Love is a feeling that knows no bounds, even across international borders. It’s not uncommon for a U.S. citizen to fall in love with someone in another country.

When the relationship advances, and marriage is the next step, you may wonder what the process is for making your new spouse an American citizen. You know by marrying you, the person will receive citizenship, but you do not necessarily know how. Before saying “I do” without any idea how the process works, check out these three facts you did not know about spousal citizenship.

1. You both need to provide valid documentation

The steps to obtaining a green card will request both the U.S. citizen spouse (also known as the sponsoring spouse) and the foreign spouse to provide documentation. The sponsoring spouse must provide proof of U.S. citizenship, either through birth records or a green card. The parties need to provide evidence that the marriage is legal. If this marriage is a second one for either party, the government requires divorce papers.

2. Make sure the marriage is valid and genuine

Even after providing the above, U.S. Immigration will try to figure out if the marriage is a sham.

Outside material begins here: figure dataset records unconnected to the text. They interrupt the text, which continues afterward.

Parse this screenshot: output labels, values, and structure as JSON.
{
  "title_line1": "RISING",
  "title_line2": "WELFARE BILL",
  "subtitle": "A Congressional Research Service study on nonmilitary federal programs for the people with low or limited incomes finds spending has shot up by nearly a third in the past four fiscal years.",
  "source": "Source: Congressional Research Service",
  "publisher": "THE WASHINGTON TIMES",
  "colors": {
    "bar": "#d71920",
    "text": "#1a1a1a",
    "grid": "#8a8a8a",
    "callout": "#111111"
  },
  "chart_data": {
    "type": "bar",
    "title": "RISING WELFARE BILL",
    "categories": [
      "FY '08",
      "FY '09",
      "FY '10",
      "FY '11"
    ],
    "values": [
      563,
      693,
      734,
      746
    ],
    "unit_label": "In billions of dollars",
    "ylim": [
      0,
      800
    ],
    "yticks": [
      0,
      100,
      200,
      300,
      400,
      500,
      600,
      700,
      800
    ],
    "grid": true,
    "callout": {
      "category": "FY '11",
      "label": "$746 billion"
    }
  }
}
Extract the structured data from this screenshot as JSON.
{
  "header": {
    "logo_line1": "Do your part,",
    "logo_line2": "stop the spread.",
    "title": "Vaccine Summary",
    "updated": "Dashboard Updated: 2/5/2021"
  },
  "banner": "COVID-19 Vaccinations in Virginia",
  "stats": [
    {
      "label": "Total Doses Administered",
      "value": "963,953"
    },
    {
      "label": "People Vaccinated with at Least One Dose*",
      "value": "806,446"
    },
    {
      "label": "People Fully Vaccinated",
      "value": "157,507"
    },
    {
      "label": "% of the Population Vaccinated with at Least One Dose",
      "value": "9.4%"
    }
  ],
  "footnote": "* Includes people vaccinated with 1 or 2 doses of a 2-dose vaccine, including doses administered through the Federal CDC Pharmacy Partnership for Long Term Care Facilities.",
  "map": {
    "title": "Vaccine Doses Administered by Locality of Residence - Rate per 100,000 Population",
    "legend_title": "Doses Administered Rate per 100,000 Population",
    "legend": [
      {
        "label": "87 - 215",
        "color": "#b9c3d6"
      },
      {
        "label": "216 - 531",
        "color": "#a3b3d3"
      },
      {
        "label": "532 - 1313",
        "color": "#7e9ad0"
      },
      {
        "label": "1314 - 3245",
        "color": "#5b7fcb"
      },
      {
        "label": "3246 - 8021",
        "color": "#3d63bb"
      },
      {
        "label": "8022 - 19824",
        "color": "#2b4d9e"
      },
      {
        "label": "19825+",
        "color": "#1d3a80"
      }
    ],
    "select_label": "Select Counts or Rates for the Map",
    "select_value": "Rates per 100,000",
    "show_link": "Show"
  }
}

Marrying a U.S. citizen to gain legal status in the country is big business for Americans and foreigners; however, it is also a crime. The following may provide clues that the marriage is not genuine:

  • A wide gap in age between the couple
  • Educational disparities
  • Financial disparities

Immigration will also consider differing religions and languages a giveaway that the marriage is not valid.

3. Same-sex marriage will not qualify

Currently, the marriage between same-sex couples is not considered valid when one of them is a sponsoring spouse. While gay marriage is legal in the United States, it has not trickled down to green-card eligibility through marriage.

Knowing these three simple tips may assist you in understanding where you and your foreign spouse stand.